The 67-year-old CEO of Deka Research & Development has used technology to make the lives of millions of people worldwide easier, safer, healthier and more satisfying. Along the way, he even found time to create a not-for-profit that gets school kids interested in being the next disruptors. Given Kamen’s pedigree as an innovator extraordinaire, he’s uniquely equipped offer perspective and advice on most CEOs’ deepest, darkest fear—being blindsided by disruptive technology.
Fortunately, Kamen says, more CEOs than ever “have expertise in at least one form of technology. The age of American business being led by MBAs may at least be waning.” Today’s CEOs are relatively well informed about innovations in artificial intelligence, machine learning, blockchain, 3-D printing, advanced robotics, the Internet of Things, machine learning, next-generation genomics, software robotics and virtual and augmented reality—and eager to leverage their potential.
In fact, Kamen says, “CEOs in general have become highly sensitive to the fact that the power of a new technology can be so great that they need to worry about it. With their global brands and reach and finance and distribution, they didn’t used to think that they had to worry about little companies. Now they know they’re at their peril if they don’t.”
How can CEOs cope with the constant threat of disruption? Kamen offers eight pointers:
Be a “technology CEO”: The days when a typical American CEO could leave technology decisions and implementation to others are over. Chiefs should be leading technology discussions and personally familiarizing themselves with potential disruptors and levers.
CEOs of large companies with funds to invest amid this flush economy should be “looking at every kind of technology from the perspective of, ‘How could this add value or reduce costs in my industry?’” Kamen advises. “So then you can leverage that technology properly.”
Watch the biotech space: Kamen points to biotechnology in general as a field whose transformative potential is only now becoming clear to CEOs. Startups using plant-based proteins to make “meats” are upending livestock processors, for example, while other companies are using bacteria to transform waste into liquid fuel. “If the Exxon Mobils of the world think they’re oil companies as opposed to energy companies,” he says, “they might end up in trouble.”

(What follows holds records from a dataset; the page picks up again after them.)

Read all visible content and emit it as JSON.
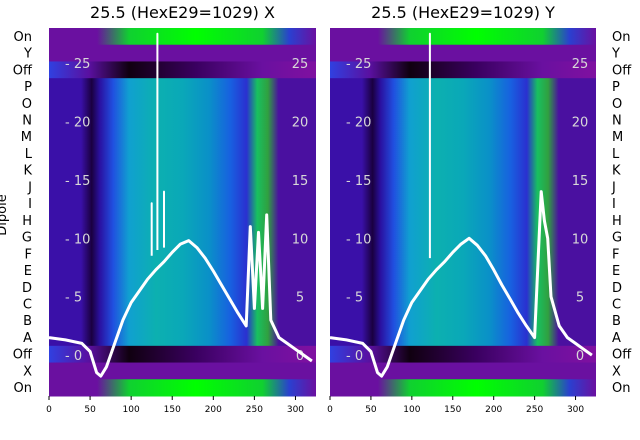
{
  "chart_data": [
    {
      "type": "heatmap",
      "title": "25.5 (HexE29=1029) X",
      "ylabel": "Dipole",
      "x_ticks": [
        0,
        50,
        100,
        150,
        200,
        250,
        300
      ],
      "xlim": [
        0,
        325
      ],
      "categories": [
        "On",
        "Y",
        "Off",
        "P",
        "O",
        "N",
        "M",
        "L",
        "K",
        "J",
        "I",
        "H",
        "G",
        "F",
        "E",
        "D",
        "C",
        "B",
        "A",
        "Off",
        "X",
        "On"
      ],
      "overlay_ticks": [
        25,
        20,
        15,
        10,
        5,
        0
      ],
      "overlay_ylim": [
        -3.5,
        28
      ],
      "overlay_series": [
        {
          "x": [
            0,
            20,
            40,
            50,
            58,
            63,
            70,
            80,
            90,
            100,
            110,
            120,
            130,
            140,
            150,
            160,
            170,
            180,
            190,
            200,
            210,
            220,
            230,
            240,
            245,
            250,
            255,
            260,
            265,
            270,
            280,
            290,
            300,
            310,
            320
          ],
          "y": [
            1.5,
            1.3,
            1.0,
            0.3,
            -1.5,
            -1.8,
            -1.0,
            1.0,
            3.0,
            4.5,
            5.5,
            6.5,
            7.3,
            8.0,
            8.8,
            9.5,
            9.8,
            9.2,
            8.3,
            7.2,
            6.0,
            4.8,
            3.6,
            2.5,
            11.0,
            4.0,
            10.5,
            4.0,
            12.0,
            3.0,
            1.5,
            1.0,
            0.5,
            0.0,
            -0.5
          ]
        },
        {
          "x": [
            125,
            125,
            125
          ],
          "y": [
            8.5,
            13.0,
            8.5
          ]
        },
        {
          "x": [
            132,
            132,
            132
          ],
          "y": [
            9.0,
            27.5,
            9.0
          ]
        },
        {
          "x": [
            140,
            140,
            140
          ],
          "y": [
            9.2,
            14.0,
            9.2
          ]
        }
      ]
    },
    {
      "type": "heatmap",
      "title": "25.5 (HexE29=1029) Y",
      "x_ticks": [
        0,
        50,
        100,
        150,
        200,
        250,
        300
      ],
      "xlim": [
        0,
        325
      ],
      "categories": [
        "On",
        "Y",
        "Off",
        "P",
        "O",
        "N",
        "M",
        "L",
        "K",
        "J",
        "I",
        "H",
        "G",
        "F",
        "E",
        "D",
        "C",
        "B",
        "A",
        "Off",
        "X",
        "On"
      ],
      "overlay_ticks": [
        25,
        20,
        15,
        10,
        5,
        0
      ],
      "overlay_ylim": [
        -3.5,
        28
      ],
      "overlay_series": [
        {
          "x": [
            0,
            20,
            40,
            50,
            58,
            63,
            70,
            80,
            90,
            100,
            110,
            120,
            130,
            140,
            150,
            160,
            170,
            180,
            190,
            200,
            210,
            220,
            230,
            240,
            250,
            258,
            262,
            266,
            270,
            280,
            290,
            300,
            310,
            320
          ],
          "y": [
            1.5,
            1.3,
            1.0,
            0.3,
            -1.5,
            -1.8,
            -1.0,
            1.0,
            3.0,
            4.5,
            5.5,
            6.5,
            7.3,
            8.0,
            8.8,
            9.5,
            10.0,
            9.4,
            8.5,
            7.3,
            6.0,
            4.8,
            3.6,
            2.5,
            1.5,
            14.0,
            11.5,
            10.0,
            5.0,
            2.5,
            1.5,
            1.0,
            0.5,
            0.0
          ]
        },
        {
          "x": [
            122,
            122,
            122
          ],
          "y": [
            8.3,
            27.5,
            8.3
          ]
        }
      ]
    }
  ]
}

And in particular, Kamen fiercely believes in the bountiful potential of his current focus, human-tissue engineering. “There were ages of things: electricity; the Industrial Revolution; the golden age of physics,” he says. “Now we’re approaching the golden age of biology, the basic understanding of life, of the human genome. And I think in doing so we’re going to transform medicine and people’s expectations of how they deal with biological issues, including aging.”
Find role models: Kamen cites a number of current and former CEOs who have dealt with new technologies very ably and given their companies a huge edge because they do. Andrew Liveris, chief of Dow DuPont, “is amazing,” he says. “He knows where to place his bets on creating the workforce of the future and what kinds of technologies he needs to anticipate becoming critical.” Former Qualcomm Executive Chairman and CEO Paul Jacobs, Kamen says, “is a very smart technology guy who ran a big organization.”
The chairman of Royal Dutch Shell, former DuPont CEO Charles Holliday, also “gets it.” And Rockwell Automation CEO Blake Moret “is always ready to disrupt his own industry and processes,” Kamen enthuses.
Failure is permissible—nay, encouraged: Kamen’s renowned approach includes that “failing is OK, as long as people “are moving in the right direction,” says Susan Kuczmarski, a leadership author who has studied him.
As Kamen puts it, most CEOs “don’t even understand the word ‘failure’ and are so afraid of it that many great opportunities never even get the chance to grow.